Selain mengenalkan khazanah sastra ke masyarakat, komunitas ini berharap agar menimbulkan empati kepada pembaca dan masyarakat banyak. “Tidak harus menjadi sastrawan untuk membagikan pengalaman tentang membaca sastra”, ujar Eka sebagai alumni dari jurusan sastra. Tujuan komunitasnya juga mendorong munculnya penulis baru dan penerbit yang akan membentuk ekosistem sastra di Sumut. Kemudian pada sesi diskusi Faris menanyakan untuk praktek yang langsung bersinggungan dengan warga apa saja? Lalu Eka menjawab bahwa komunitasnya masih melakukan penjangkauan melalui platform digital.
Faris mengungkapkan bahwa membahas isi buku rasanya membuat kita merasa lebih eksklusif, praktik seperti itu apakah tidak ada keminderan yang ditimbulkan karena sastra sepertinya eksklusif di sebagian orang. “Sebenarnya ketika kami mengadakan kegiatan di kedai kopi misalnya, pengunjung yang lain juga bisa mendengarkan. Diskusinya tidak di ruang tertutup saja, tapi juga di ruang-ruang terbuka publik lainnya. Harapannya agar pengunjung bisa merasakan atmosfer sastra. Akbar juga ikut mengungkapkan bahwa sastra adalah pantulan dari kehidupan masyarakat, komunitas Ngobrol Buku bisa mengajak warga Medan untuk mengunjungi tempat-tempat yang ada di buku sastra kota Medan. Sebenarnya bisa dihubungkan dengan kalangan pegiat seni di kota Medan.
Untuk penutupan sesi simpul Sumatra ini diakhiri oleh Sandro, dari Titik Abdi, Kab. Langkat. Kolektif ini bergerak di bidang lingkungan, pendidikan, dan literasi. Titik abdi sendiri tercipta karena dulunya Sandro bekerja di NGO konservasi, dan tergerak membuka taman baca di Aras Napal. Rumah Belajar Aras Napal berada di Taman Nasional Gn. Leuser, salah satu dusun terpencil yang berbatasan dengan Aceh. Riset tentang anak-anak perbatasan, dulunya ada masyarakat Batak Karo suku Tarigan yg bermigrasi ke Aras Napal. Rencana besarnya ada dua, yakni: gambar anak-anak bisa dijadikan pameran. Diundang orangtua agar melihat karya anak-anaknya di rumah belajar.
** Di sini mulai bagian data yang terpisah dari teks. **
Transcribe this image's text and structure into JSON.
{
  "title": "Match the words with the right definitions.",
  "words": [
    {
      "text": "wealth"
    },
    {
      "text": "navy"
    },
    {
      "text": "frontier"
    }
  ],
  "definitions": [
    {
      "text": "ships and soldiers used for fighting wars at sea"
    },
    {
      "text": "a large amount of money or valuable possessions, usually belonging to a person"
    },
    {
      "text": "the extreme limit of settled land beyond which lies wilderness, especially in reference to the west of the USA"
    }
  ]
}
Lalu membuat project buku.
Untuk masuk ke Aras Napal, Faris mengaku juga berdoa agar tidak bertemu dengan harimau. Pada sesi diskusi Mellya bertanya apakah di Aras Napal sudah ada sekolah? Sandro mengatakan bahwa di Aras Napal hanya ada SD, jika mau melanjutkan ke SMP harus merantau ke kota kecamatan. Sandro masih melakukan perjalanan ke Aras Napal sendiri, melewati sungai dan jalanan berlumpur. Belum ada signal dan warganya bukan masyarakat adat, banyak juga warga imigran dari Jawa.
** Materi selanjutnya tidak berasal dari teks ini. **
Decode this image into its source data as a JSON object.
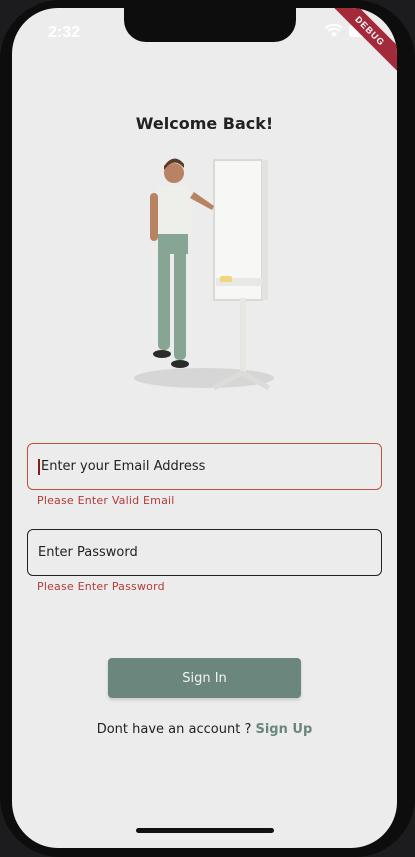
{
  "status_bar": {
    "time": "2:32"
  },
  "debug_banner": "DEBUG",
  "login": {
    "title": "Welcome Back!",
    "email": {
      "placeholder": "Enter your Email Address",
      "error": "Please Enter Valid Email"
    },
    "password": {
      "placeholder": "Enter Password",
      "error": "Please Enter Password"
    },
    "sign_in_label": "Sign In",
    "signup_prompt": "Dont have an account ?",
    "signup_link": "Sign Up"
  },
  "colors": {
    "background": "#ececec",
    "accent": "#6b877d",
    "error": "#b23b3b",
    "email_border": "#c0513f"
  }
}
Eka menanggapi kenapa masyarakat di sana pernah mengalami konflik dengan satwa seperti gajah, harimau, dll? Bisa digali apakah mereka bisa berdampingan dengan hewan tsb? Sandro menjawab bahwa dulunya tidak ada konflik, tapi akhir-akhir ini terjadi konflik dengan harimau Sumatera. Dulu ada ritual yang dilakukan agar tidak mengganggu aktivitas warga. Akbar menambahkan, “terjadi konflik sebenarnya perkembangan masyarakat itu sendiri, apakah karena pembukaan lahan dan pembukaan jalan. Aras Napal sendiri dibuka tahun 1970, tahun 2016 terjadi banjir bandang dan awal mula masuknya listrik ke Aras Napal.